When I first dabbled with the idea of pursuing an LL.M. abroad, I wasn’t particularly sure how I would have to start. I was told that TOEFL scores and grades mattered most, but as I delved deeper into this bottomless chasm, I learned there was so much more to an application than I could have imagined! For all those seeking a quick way out of this post, here is the TLDR: Decide which part of the world you wish to apply to and mold your resume strategy on that basis. For brevity, I will suggest strategies for the two hotspots for LL.M. applications—the U.S. and Europe.
Successful resumes to European law schools are more modest than those to American law schools. While boldly listing your achievements, including every scholastic skill you have ever acquired would work well for an American University, it may not be the best approach to a successful application to a European law school. As an alumna of a Top 4 law school in the U.S., I can vouch for the fact that grades are the end-all for a successful application. Unequivocally, a good GPA goes a long way in getting you past the first round of selections. However, top American law schools are looking at all-rounders candidates that bring value and diversity to the class. This is another reason why candidates with work experience see greater success in their applications to American law schools. While this post does not discuss the resume’s more complicated cousin, the personal statement, top American law schools are attracted to threeareas in particular—gratifying volunteering experience, positions of responsibility, and relevant work experience. For those law students who lack the last area, substantive volunteering or pro-bono work for say, a college legal aid society is good compensation. In addition, again, there is no doubt that good grades and extra-curricular accolades can boost a resume that lacks in any other area.
European law schools largely focus on grades. The top U.K. schools are sufficiently satisfied with a student with exceptional academic credentials, albeit little or no work experience. A successful resume to a top law school in Europe must highlight all those academic credentials which make the candidate stand out among their peers. This means gold medals, academic distinction, andextra-curricular achievements are indispensable for success.
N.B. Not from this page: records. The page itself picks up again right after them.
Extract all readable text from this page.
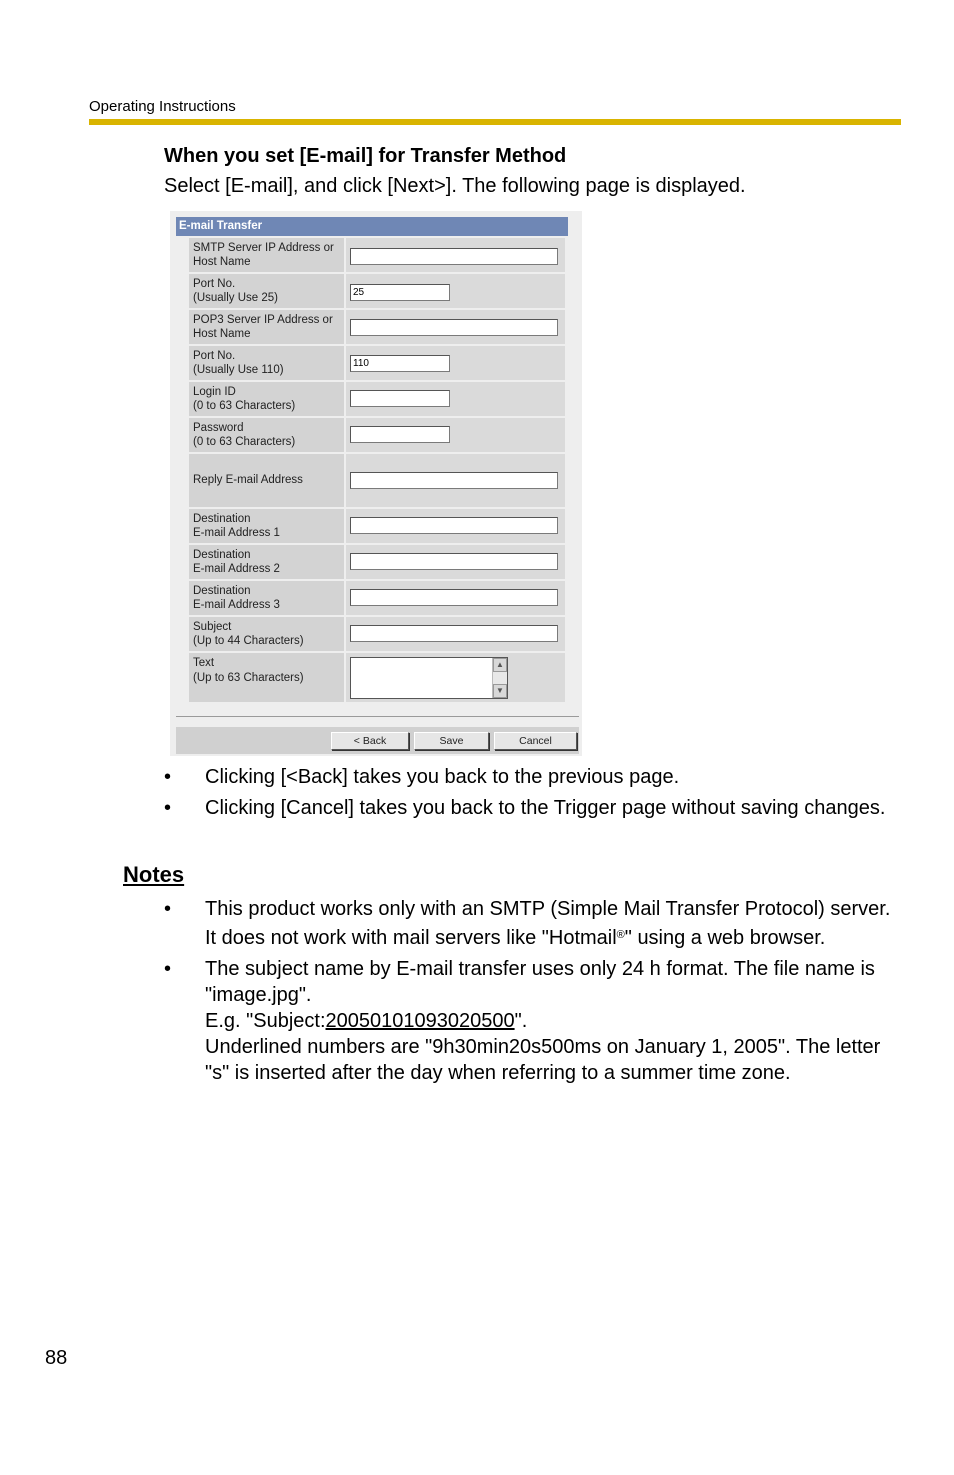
Operating Instructions
When you set [E-mail] for Transfer Method
Select [E-mail], and click [Next>]. The following page is displayed.
E-mail Transfer
SMTP Server IP Address or
Host Name
Port No.
(Usually Use 25)
25
POP3 Server IP Address or
Host Name
Port No.
(Usually Use 110)
110
Login ID
(0 to 63 Characters)
Password
(0 to 63 Characters)
Reply E-mail Address
Destination
E-mail Address 1
Destination
E-mail Address 2
Destination
E-mail Address 3
Subject
(Up to 44 Characters)
Text
(Up to 63 Characters)
▲
▼
< Back	Save	Cancel
• Clicking [<Back] takes you back to the previous page.
• Clicking [Cancel] takes you back to the Trigger page without saving changes.
Notes
• This product works only with an SMTP (Simple Mail Transfer Protocol) server. It does not work with mail servers like "Hotmail®" using a web browser.
• The subject name by E-mail transfer uses only 24 h format. The file name is "image.jpg".
E.g. "Subject:20050101093020500".
Underlined numbers are "9h30min20s500ms on January 1, 2005". The letter "s" is inserted after the day when referring to a summer time zone.
88
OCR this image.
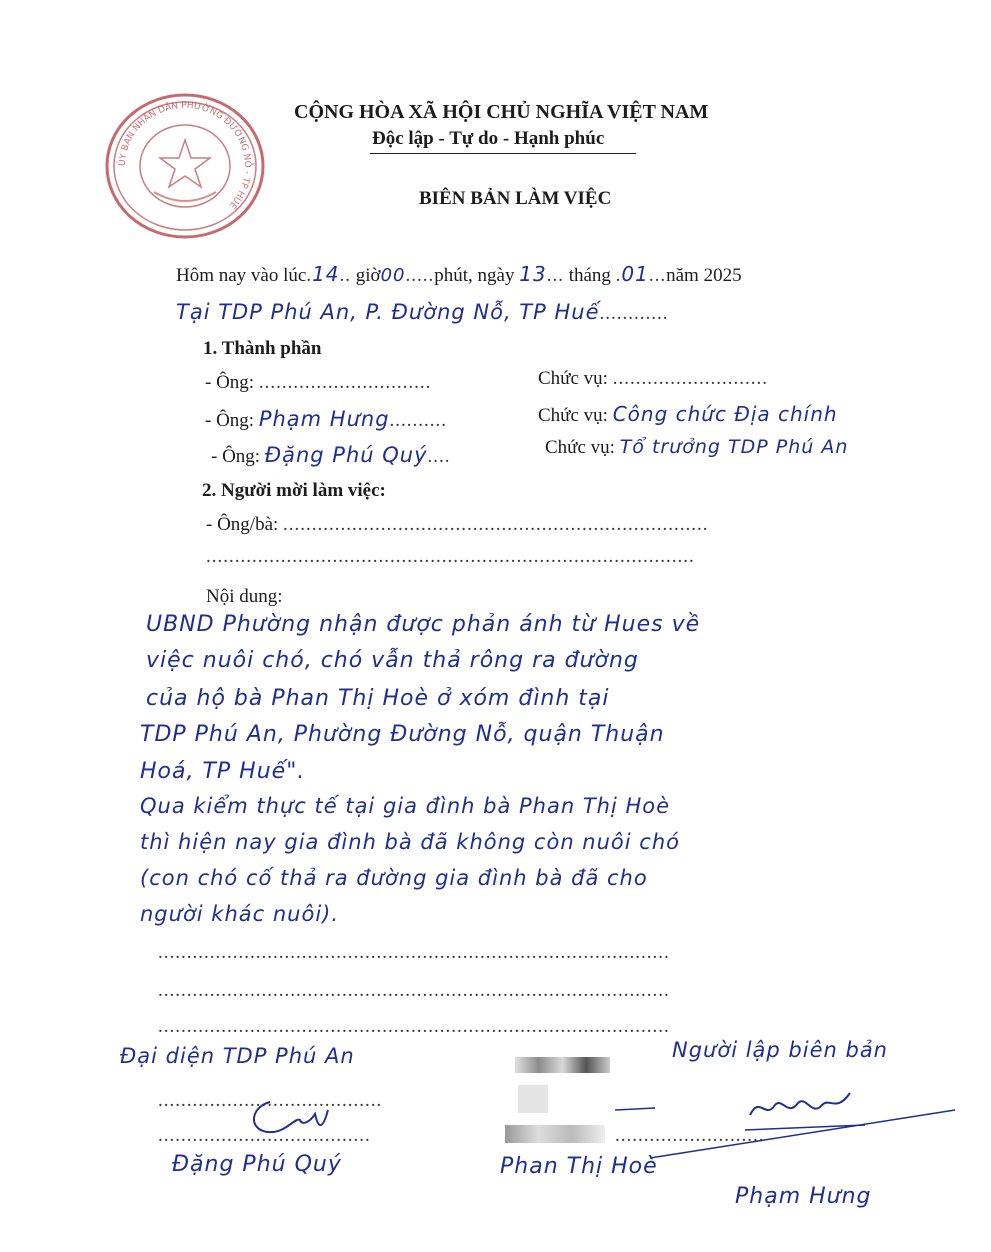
ỦY BAN NHÂN DÂN PHƯỜNG ĐƯỜNG NỖ - TP HUẾ
CỘNG HÒA XÃ HỘI CHỦ NGHĨA VIỆT NAM
Độc lập - Tự do - Hạnh phúc
BIÊN BẢN LÀM VIỆC
Hôm nay vào lúc.14.. giờ00.....phút, ngày 13... tháng .01...năm 2025
Tại TDP Phú An, P. Đường Nỗ, TP Huế............
1. Thành phần
- Ông: ..............................	Chức vụ: ...........................
- Ông: Phạm Hưng..........	Chức vụ: Công chức Địa chính
- Ông: Đặng Phú Quý....	Chức vụ: Tổ trưởng TDP Phú An
2. Người mời làm việc:
- Ông/bà: ..........................................................................
.....................................................................................
Nội dung:
UBND Phường nhận được phản ánh từ Hues về
việc nuôi chó, chó vẫn thả rông ra đường
của hộ bà Phan Thị Hoè ở xóm đình tại
TDP Phú An, Phường Đường Nỗ, quận Thuận
Hoá, TP Huế".
Qua kiểm thực tế tại gia đình bà Phan Thị Hoè
thì hiện nay gia đình bà đã không còn nuôi chó
(con chó cố thả ra đường gia đình bà đã cho
người khác nuôi).
.........................................................................................
.........................................................................................
.........................................................................................
Đại diện TDP Phú An	Người lập biên bản
.......................................
.....................................	..........................
Đặng Phú Quý	Phan Thị Hoè
Phạm Hưng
There is substantial divisiveness on the issue of whether work experience can compensate for below average grades. Keeping in mind the larger strategy for maximizing success, a resume to a top European law school should highlight academic accolades, law review, moot experience, and if applicable, work experience. Volunteering may not play that big a role here.
As we reach the end of this post, here is a ready reckoner to keep in mind:
1.Create a resume ‘theme’
Candidates with work experience should make sure that their work experience is extensively documented. On the other hand, a fresh out-of-school graduate should focus on academic successes, significant internships, and extra-curricular accolades. There is no doubt that moot courts, law reviews, and pro-bono volunteering are some accolades that draw the attention of most law school admission panels.
2. A well-structured resume can go a long way
Legal Education and academic achievements, professional experience/internships, volunteering/positions of responsibility, publications and moot courts. This capsule format cannot go wrong.
3. Formatting is king
A successful resume encapsulates all the credentials within 2 pages, is well-margined, and is devoid of a single spelling error that may leave the candidate red-faced. Let us not forget that a law school selection panel is the greatest fan of ‘colorful’ portfolio resumes. Stick to a modest font and black and white template.
4. There is no strict formula for success, and we all pave our own paths. Please don’t cage yourselves and always aim for the skies!